My passport needed to be renewed. I didn't want to do it, but I made
an appointment on my day off to meet with the proper authorities. I
brought all the required material, fought my way through LA traffic, and
arrived 15 minutes before my appointment. I made no plans with friends
until well after the agency's 5pm closing time. I brought my iPad,
knitting needles, and a brown bag lunch, anticipating an entire wasted
day of my life.
As it turns out, I was ill-prepared for what lay ahead.
Women love to gossip about their vanilla lives, but nothing is as vapid as discussing the origins of their child's name.For
the next two hours, I was trapped in a building with my least favorite
type of women: the vapid conversationalists. You women and your
pedestrian conversations in public make me want to rip my ears out and
hand them to you because then at least you'd have something interesting
to speak loudly about. I know you just want people to hear you because
you think you're important, now that you've randomly run into your
friend from college or whatever in a government building. I dislike you
immensely. Stop gesturing wildly and stop speaking with a rising
inflection. I beg of you, please, just keep your traps shut and read a book.
The
first vapid conversationalist I spotted was gesturing with her
bejeweled hand to a sea of poorly-postured people waiting for their
number to be called, saying things like, "Can you believe this wait
time? I mean, how many people actually need to leave the country?"
Conversations between two estranged women always go the same way:
First they find a common, mundane enemy:
- Wedding plans
- Mother-in-laws
- Peanut allergies
- The long process of getting a passport
Then they congratulate themselves on triumphing over mundane adversity:
- "I told the caterer THIS IS MY DAY! I'm PAYING you!"
- "I tolerate her because she'll babysit our kids for free one day."
- "We never go anywhere without the EpiPen. NOWHERE!"
- "I always make an appointment a week before leaving the country."
Finally, they use phrases like "Bless her heart!" which we all know means "She's an inconsiderate bitch."
So
just say it. Just say she's an inconsiderate bitch. Don't hide behind
Southern terms of endearment. You are not Dolly Parton and this is not Steel Magnolias.
If you don't want a red velvet, Armadillo-shaped groom's cake at your
wedding, then tell your aunt not to make one. Fuck.
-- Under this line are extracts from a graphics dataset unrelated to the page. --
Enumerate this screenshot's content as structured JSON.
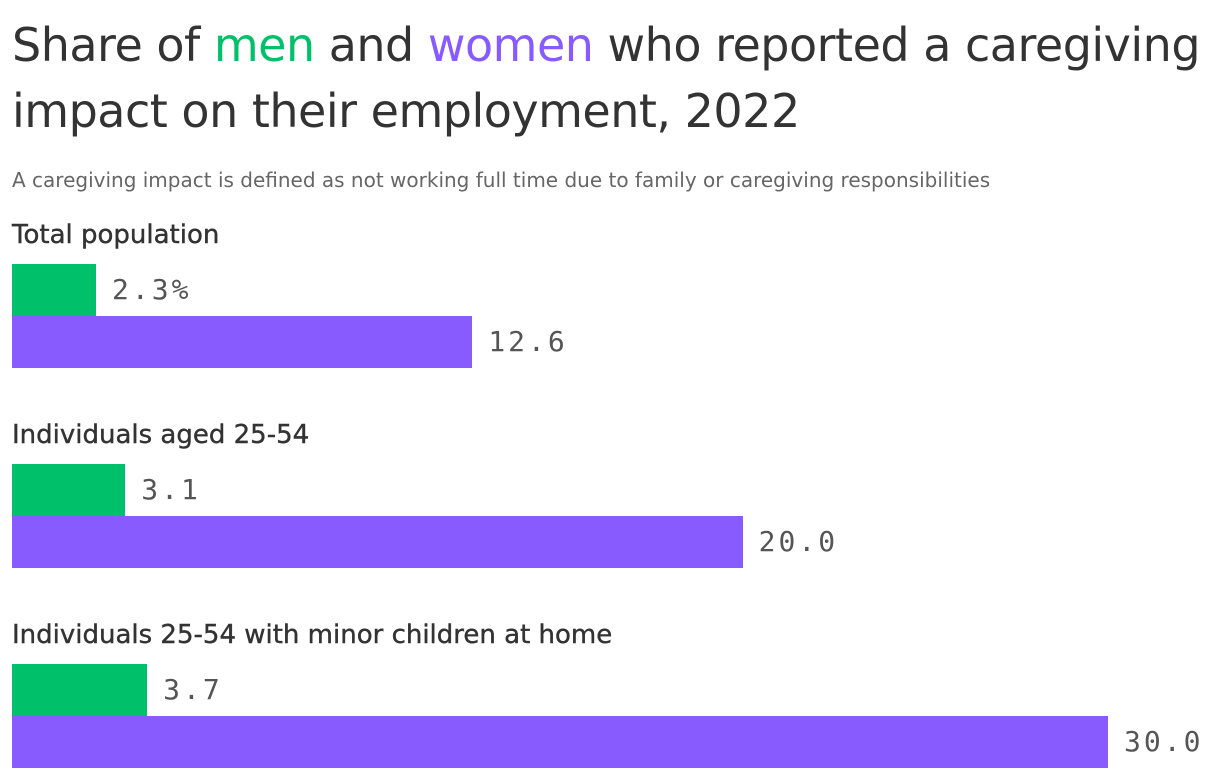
{
  "title": {
    "prefix": "Share of ",
    "men": "men",
    "middle": " and ",
    "women": "women",
    "suffix": " who reported a caregiving impact on their employment, 2022"
  },
  "subtitle": "A caregiving impact is defined as not working full time due to family or caregiving responsibilities",
  "colors": {
    "men": "#00c16a",
    "women": "#875bff",
    "text": "#333333",
    "label": "#555555"
  },
  "chart_data": {
    "type": "bar",
    "orientation": "horizontal",
    "title": "Share of men and women who reported a caregiving impact on their employment, 2022",
    "subtitle": "A caregiving impact is defined as not working full time due to family or caregiving responsibilities",
    "categories": [
      "Total population",
      "Individuals aged 25-54",
      "Individuals 25-54 with minor children at home"
    ],
    "series": [
      {
        "name": "men",
        "color": "#00c16a",
        "values": [
          2.3,
          3.1,
          3.7
        ],
        "labels": [
          "2.3%",
          "3.1",
          "3.7"
        ]
      },
      {
        "name": "women",
        "color": "#875bff",
        "values": [
          12.6,
          20.0,
          30.0
        ],
        "labels": [
          "12.6",
          "20.0",
          "30.0"
        ]
      }
    ],
    "unit": "%",
    "xlim": [
      0,
      30
    ],
    "xlabel": "",
    "ylabel": "",
    "grid": false,
    "legend": "colored words in title"
  }
}
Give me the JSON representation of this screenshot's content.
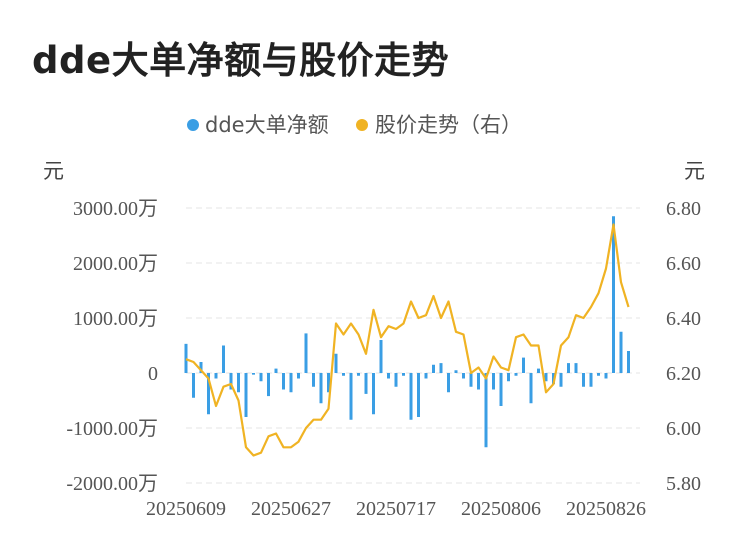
{
  "title": "dde大单净额与股价走势",
  "legend": [
    {
      "label": "dde大单净额",
      "color": "#3a9ee4"
    },
    {
      "label": "股价走势（右）",
      "color": "#f0b323"
    }
  ],
  "left_unit": "元",
  "right_unit": "元",
  "left_ticks": [
    "3000.00万",
    "2000.00万",
    "1000.00万",
    "0",
    "-1000.00万",
    "-2000.00万"
  ],
  "right_ticks": [
    "6.80",
    "6.60",
    "6.40",
    "6.20",
    "6.00",
    "5.80"
  ],
  "x_tick_labels": [
    {
      "index": 0,
      "label": "20250609"
    },
    {
      "index": 14,
      "label": "20250627"
    },
    {
      "index": 28,
      "label": "20250717"
    },
    {
      "index": 42,
      "label": "20250806"
    },
    {
      "index": 56,
      "label": "20250826"
    }
  ],
  "chart_data": {
    "type": "bar+line",
    "left_axis": {
      "unit": "万元",
      "min": -2000,
      "max": 3000
    },
    "right_axis": {
      "unit": "元",
      "min": 5.8,
      "max": 6.8
    },
    "grid": true,
    "legend_position": "top-center",
    "series": [
      {
        "name": "dde大单净额",
        "type": "bar",
        "axis": "left",
        "color": "#3a9ee4",
        "values": [
          530,
          -450,
          200,
          -750,
          -100,
          500,
          -300,
          -350,
          -800,
          -30,
          -150,
          -420,
          80,
          -300,
          -350,
          -100,
          720,
          -250,
          -550,
          -350,
          350,
          -50,
          -850,
          -50,
          -380,
          -750,
          600,
          -100,
          -250,
          -50,
          -850,
          -800,
          -100,
          150,
          180,
          -350,
          50,
          -100,
          -250,
          -300,
          -1350,
          -300,
          -600,
          -150,
          -50,
          280,
          -550,
          80,
          -150,
          -200,
          -250,
          180,
          180,
          -250,
          -250,
          -50,
          -100,
          2850,
          750,
          400
        ]
      },
      {
        "name": "股价走势（右）",
        "type": "line",
        "axis": "right",
        "color": "#f0b323",
        "values": [
          6.25,
          6.24,
          6.21,
          6.18,
          6.08,
          6.15,
          6.16,
          6.1,
          5.93,
          5.9,
          5.91,
          5.97,
          5.98,
          5.93,
          5.93,
          5.95,
          6.0,
          6.03,
          6.03,
          6.07,
          6.38,
          6.34,
          6.38,
          6.34,
          6.27,
          6.43,
          6.33,
          6.37,
          6.36,
          6.38,
          6.46,
          6.4,
          6.41,
          6.48,
          6.4,
          6.46,
          6.35,
          6.34,
          6.2,
          6.22,
          6.18,
          6.26,
          6.22,
          6.21,
          6.33,
          6.34,
          6.3,
          6.3,
          6.13,
          6.16,
          6.3,
          6.33,
          6.41,
          6.4,
          6.44,
          6.49,
          6.58,
          6.74,
          6.53,
          6.44
        ]
      }
    ]
  }
}
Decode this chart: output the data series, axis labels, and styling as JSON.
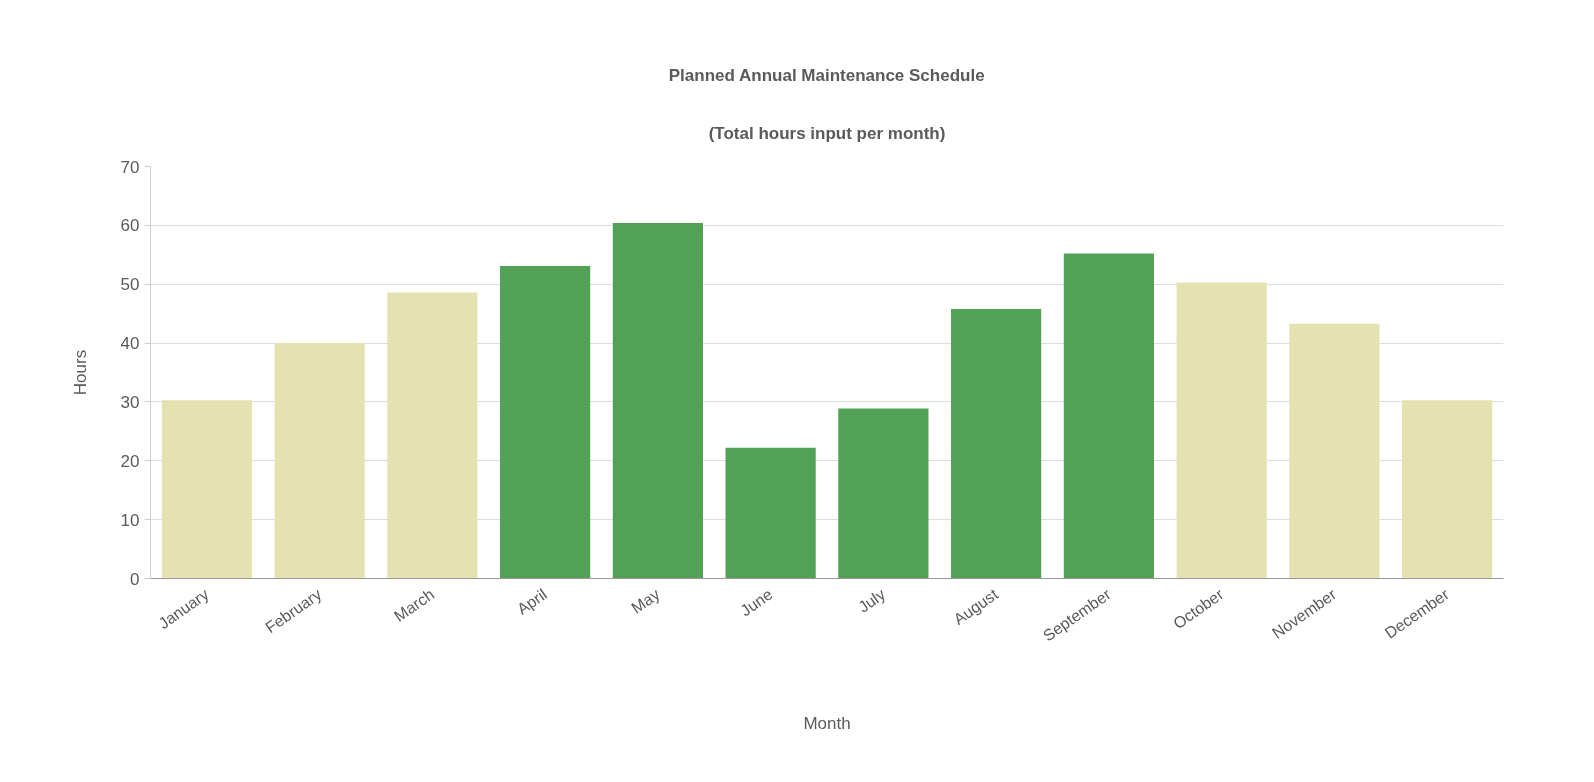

It takes two minutes
of your life, not an entire movie scene, which I reference nearly 20
years after that movie was made—that's how angry I still am with these
women. All that Southern sass and no one could pull the baker aside to
tell her to 86 the roadkill cake? Lord, Almighty. Somebody pass me a
glass of sweet tea while I sit here in the Louisiana breeze and untwist
my panties.
Sigh.
Two women right behind me were having a
mini-reunion, so instead of cracking open a book, my ears began to bleed
listening to their rapid catch-up conversation. Women love to gossip about their vanilla lives, but nothing is as vapid as discussing the origins of their child's name.
"This is my child Aidan," one of the women announced proudly.
"Oh, like from Sex and the City?" the other woman asked. Which is what I was thinking too. Which is what everyone who could hear their squawking was thinking.
There was a light silence followed by a manic flapping of the lips from the mom.
"People
ask me that all the time, but I've never even seen the show. Not a
single episode. I promise you. It's a family name. I've always loved
that name. As a little girl I dreamt of a marrying a man by that name
but unfortunately my husband's name is Matthew so I had to settle on
naming my handsome little son ‘Aidan' instead. Isn't that funny though?
People always just assume I named him after that guy on that show."
Oh!! Hell no, bitch. Bless your big fat lying heart.
You are a young, thirtysomething, Caucasian woman. I know you watched Sex and the City.
It may not have been during its original airing on HBO, but someone in
college had the box set, and it's currently syndicated on TBS. You
cannot escape the show's cultural American reach-around unless you grew
up on a goat farm in Utah.
So what are you, lady? A liar, or a goat farmer?
Even my boyfriend who has never seen an episode of Sex and the City knows the main characters' names!!
My
God, woman, I know you've seen the show. I know who you wanted Carrie
to end up with, you named your kid after the underdog! I'm sure you wore
your best "Carrie" outfit to the premiere of the movie at the Beverly
Center. I'm sure when the second movie came out and Aidan showed up randomly in Abu Dhabi
you had a flicker of hope that maybe their romance would be rekindled
only to have them flushed out by poor plotlines and reprehensible
dialogue. Not even the men in this building are buying into your
deception. Just admit it.
So I turned to her husband and gave him
the "your wife is a fucking liar and we both know that kid is named
after John Corbet's character so now I'm gonna continue to give you this
look while you sit there and allow her to claim it's a family name—you
are a beta male sir" look.
With that, and a heavy sigh, I moved to another seat where their chatter was drowned out by a teenager's video game.